Oil prices rose significantly following the Fed’s decision not to raise interest rates. Brent North Sea crude for January delivery rose 1.39% to $85.81 a barrel, while West Texas Intermediate (WTI) for December delivery gained 1.49% to $81.64 a barrel.
Outlook for U.S. oil demand
Analysts at Energi Danmark explained that this increase was due to the Fed’s decision not to raise interest rates, which reassured the markets. The Fed’s decision to maintain the status quo for the second time in a row is designed to support economic activity and avoid a recession.
This news could have a positive impact on oil demand in the United States, the world’s largest oil consumer. Indeed, interest rate hikes to combat inflation tend to slow the economy, which can reduce demand for oil.
DNB analysts noted that “the Fed has hinted that it may be finished raising interest rates”, which could be beneficial for oil demand.
Tensions in the Middle East and their potential impact
However, it should be noted that the previous day, the price of WTI had reached its lowest level in over two months at $80.30 a barrel.
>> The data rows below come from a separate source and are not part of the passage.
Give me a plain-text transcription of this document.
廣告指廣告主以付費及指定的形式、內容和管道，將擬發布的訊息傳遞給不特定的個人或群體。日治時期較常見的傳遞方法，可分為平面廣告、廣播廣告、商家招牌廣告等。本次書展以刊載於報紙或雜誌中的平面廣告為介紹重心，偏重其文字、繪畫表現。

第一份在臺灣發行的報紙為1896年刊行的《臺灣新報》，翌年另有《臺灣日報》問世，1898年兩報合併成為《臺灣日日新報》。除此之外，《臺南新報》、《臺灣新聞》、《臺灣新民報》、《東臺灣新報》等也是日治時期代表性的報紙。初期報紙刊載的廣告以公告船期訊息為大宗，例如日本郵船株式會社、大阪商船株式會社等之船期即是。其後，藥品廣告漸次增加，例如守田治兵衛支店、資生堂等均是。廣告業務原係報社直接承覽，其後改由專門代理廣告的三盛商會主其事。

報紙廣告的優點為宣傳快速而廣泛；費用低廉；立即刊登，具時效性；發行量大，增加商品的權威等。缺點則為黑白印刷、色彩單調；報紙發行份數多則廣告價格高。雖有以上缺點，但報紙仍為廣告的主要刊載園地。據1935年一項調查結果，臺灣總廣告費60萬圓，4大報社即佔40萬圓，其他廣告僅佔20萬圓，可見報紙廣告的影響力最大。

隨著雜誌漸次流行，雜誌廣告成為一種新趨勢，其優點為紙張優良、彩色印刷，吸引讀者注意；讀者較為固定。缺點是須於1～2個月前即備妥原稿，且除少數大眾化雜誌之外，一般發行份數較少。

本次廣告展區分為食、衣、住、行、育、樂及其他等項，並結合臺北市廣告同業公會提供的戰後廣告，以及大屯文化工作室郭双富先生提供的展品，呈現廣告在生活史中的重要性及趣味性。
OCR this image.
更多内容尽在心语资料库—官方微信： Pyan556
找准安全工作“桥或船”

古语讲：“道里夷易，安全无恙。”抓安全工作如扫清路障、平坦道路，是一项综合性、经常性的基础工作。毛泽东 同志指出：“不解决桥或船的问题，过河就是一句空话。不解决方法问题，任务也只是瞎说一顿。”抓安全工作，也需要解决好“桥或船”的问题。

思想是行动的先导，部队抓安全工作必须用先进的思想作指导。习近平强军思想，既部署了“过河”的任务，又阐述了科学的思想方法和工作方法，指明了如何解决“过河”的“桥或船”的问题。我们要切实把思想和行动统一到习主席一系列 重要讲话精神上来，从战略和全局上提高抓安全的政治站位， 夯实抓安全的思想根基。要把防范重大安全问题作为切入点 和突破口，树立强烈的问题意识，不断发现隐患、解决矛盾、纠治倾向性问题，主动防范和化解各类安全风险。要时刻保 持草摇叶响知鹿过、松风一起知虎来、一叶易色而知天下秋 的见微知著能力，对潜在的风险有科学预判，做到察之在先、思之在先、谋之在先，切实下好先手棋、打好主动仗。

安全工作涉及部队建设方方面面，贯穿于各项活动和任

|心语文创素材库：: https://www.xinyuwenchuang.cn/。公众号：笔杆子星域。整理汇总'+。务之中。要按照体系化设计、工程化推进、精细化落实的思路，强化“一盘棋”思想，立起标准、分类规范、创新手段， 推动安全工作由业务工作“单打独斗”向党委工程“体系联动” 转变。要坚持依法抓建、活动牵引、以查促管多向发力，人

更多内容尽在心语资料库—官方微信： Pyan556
Some experts believe that the US economy remains solid, which could lead to further interest rate hikes.
PVM’s Tamas Varga stated that “the conviction that a further rate hike remains plausible has strengthened”, but he also stressed that monetary tightening could have negative consequences.
Meanwhile, Mirabaud analyst John Plassard noted that investors are keeping a close eye on the situation in the Middle East, particularly the tensions between Israel and Hamas. Although worries about crude oil supply have diminished, they are still present.
In short, the Fed’s decision to maintain interest rates has led to a rise in oil prices. However, the future remains uncertain, with differing opinions as to the long-term impact on the economy and demand for oil.